Bitterroot College was established in the fall of 2009. Its enrollment this spring is expected to be 260 students, including 125 who attend full-time.
- Giant Globe Gets New Home at Iowa College
CEDAR RAPIDS, Iowa (AP) — A 200-pound aluminum globe will have a new home in Cedar Rapids.
The Gazette reports the 6-foot globe that originally was installed in 1953 at the Cedar Rapids airport will be placed in Kirkwood Community College’s remodeled Linn Hall.
The globe was donated to the airport, where it remained until a remodeling. It was installed at the Cedar Rapids bus terminal in 1983 and remained there until 2008 flooding upended it.
The globe was put in storage. When it’s installed at Kirkwood, the globe will be place near windows and will be visible from the sidewalk and parking lot.
Jim Kern, chairman of the city’s Visual Arts Commission, says it will cost several thousand dollars to repair the globe. He hopes the work is done by early summer.
- Dual Enrollment Course Offered In Welding
BLOUNTVILLE, Tenn. (AP) — Starting in January, a Sullivan County high school will begin what administrators say is the state’s first dual enrollment program for a vocational subject.
The pilot program allows students at Sullivan Central High School to learn welding from a Northeast State Community College instructor for college credit.
Sullivan Central teacher Barry Jessee runs the vocational program.
He told the Bristol Herald Courier that many of his students are smart but not interested in going to college. They want to graduate from high school and start earning a living. The new program is a way for students to start a career quickly.
According to the U.S. Department of Labor, the welding trade is expected to grow 15 percent by 2020. The median pay for a welder is $35,450 a year.

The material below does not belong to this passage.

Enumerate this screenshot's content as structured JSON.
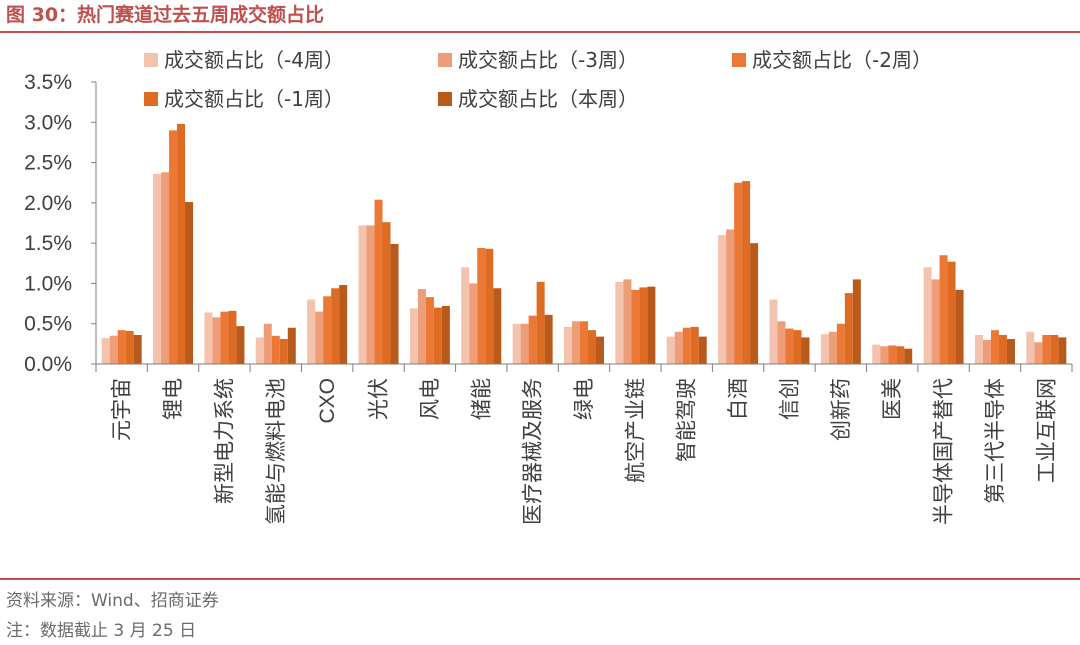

- Former Gov.’s Aide Named College Lawyer
INDIANAPOLIS (AP) — A former top aide to Republican Gov. Mitch Daniels is taking over the position as Ivy Tech Community College’s top lawyer being given up by new U.S. Rep. Susan Brooks.
Ivy Tech says Chris Ruhl will continue as the school’s chief financial officer while adding Brooks’ former responsibilities as general counsel.
Ruhl joined Ivy Tech in early 2012 after serving under Daniels as director of the Office of Management and Budget or State Budget Agency director since 2007. Ivy Tech has more than 100,000 students at its campuses around the state.
Brooks is a Republican who won election in November to take the place of retiring Congressman Dan Burton in central Indiana’s 5th District
- Md. President Ousted after Just 6 Months on Job
FREDERICK, Md. (AP) — The president of Frederick Community College is being replaced after just six months on the job.
The Frederick News-Post reported that Frederico Talley is being replaced.
College spokesman Mike Pritchard says the Board of Trustees made the decision following a dispute over an unspecified personnel issue.
Trustee Donald Linton says the board “just thought it was time for a change.”
Board Chairwoman Dixie Miller declined to comment on the matter.
Talley, the former vice president and dean of students at the Leonardtown campus of the College of Southern Maryland, was named president of the college in March.
He took office in July and was the college’s eighth president and first black president.
Vice President for Administration Doug Browning will serve as interim president until Talley’s successor is named.
- Grant To Help Train Native Americans
BOZEMAN, Mont. (AP) — A Montana State University and Little Big Horn College program to train Native American educators has received a four-year, $1.2 million federal grant.
The Bozeman Daily Chronicle reports the Department of Education grant will provide funding for 40 students in the Indian Leadership Education and Development program.
The program is designed to train Native American educators on reservations. It allows them to earn a master’s degree in school administration without having to leave their jobs.
Program administrator Bill Ruff says it is meant to help underperforming schools improve. He says the high turnover among school leaders on reservations can be alleviated by training educators who already work in those communities.
The grant covers teachers in Montana, South Dakota, North Dakota and Wyoming.